Rotation and Translation Problems

The following rotation and translation areas might be trouble spots:

  • Z axis direction

    Remember that by default you start by looking down the negative z axis. Unless you move the viewpoint, objects should have negative z coordinates to be visible.

  • Rotation

    Make sure you have translated back to the origin before rotating (unless you intend to rotate about some other point). Rotations are always about the origin of the current coordinate system.

  • Transformation order

    First translating and then rotating an object yields a different result than first rotating and then translating. The order of rotation is also important; for example, R(x), R(y), R(z) is not the same as R(z), R(y), R(x).

Depth Buffering Problems

When your program uses depth testing, be sure to do the following:

  • Enable depth testing using glEnable() with a GL_DEPTH_TEST argument; depth testing is off by default. Set the depth function to the desired function, using glDepthFunc(); the default function is GL_LESS.

  • To guarantee that your program is portable, always ask for a depth buffer explicitly when requesting a visual or framebuffer configuration.

Animation Problems

The following two areas might be animation problem areas:

  • Double buffering

    After drawing to the back buffer, make sure you swap buffers with glXSwapBuffers().

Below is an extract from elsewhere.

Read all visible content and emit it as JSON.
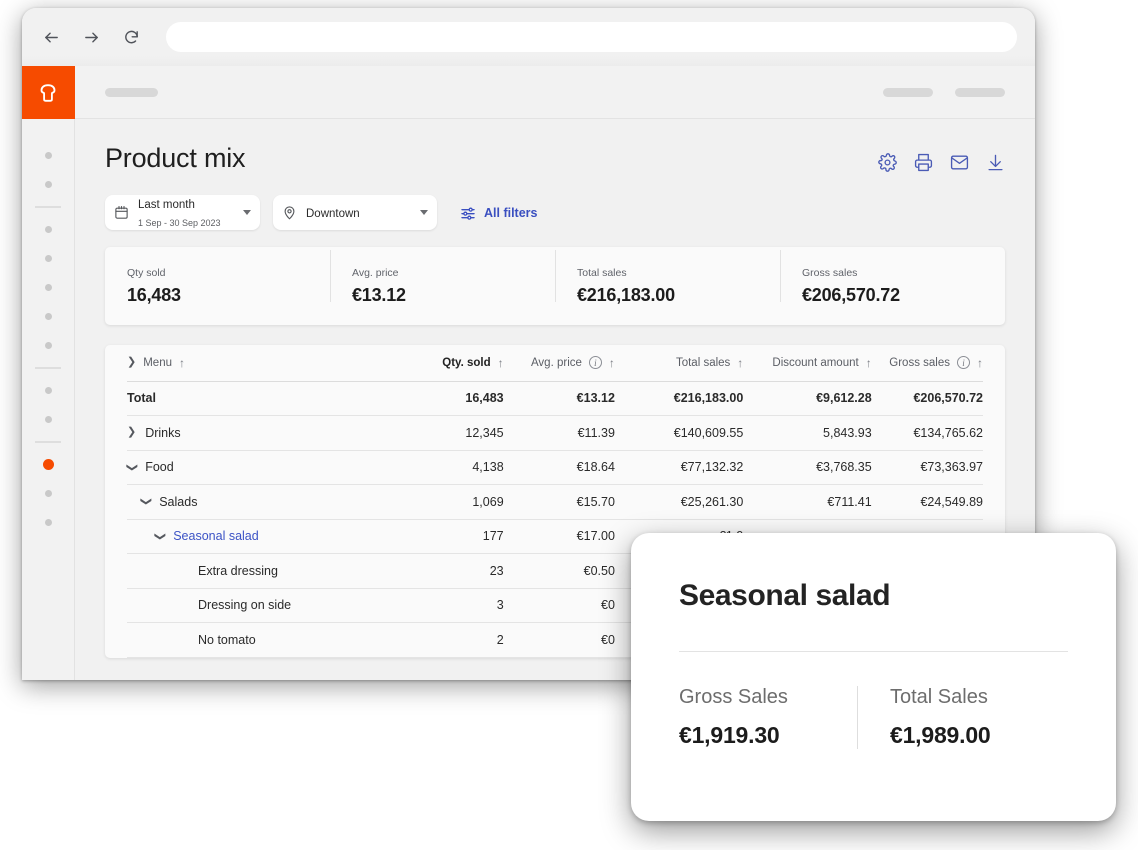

  • Observing the image during drawing

    If you have a performance problem and want to see which part of the image takes the longest to draw, use a single-buffered visual. If you do not use resources to control visual selection, call glDrawBuffer() with a GL_FRONT argument before rendering. You can then observe the image as it is drawn. Note that this observation is possible only if the problem is severe. On a fast system, you may not be able to observe the problem.

Lighting Problems

If you are having lighting problems, try one or more of the followig actions:

  • Turn off specular shading in the early debugging stages. It is harder to visualize where specular highlights should be than where diffuse highlights should be.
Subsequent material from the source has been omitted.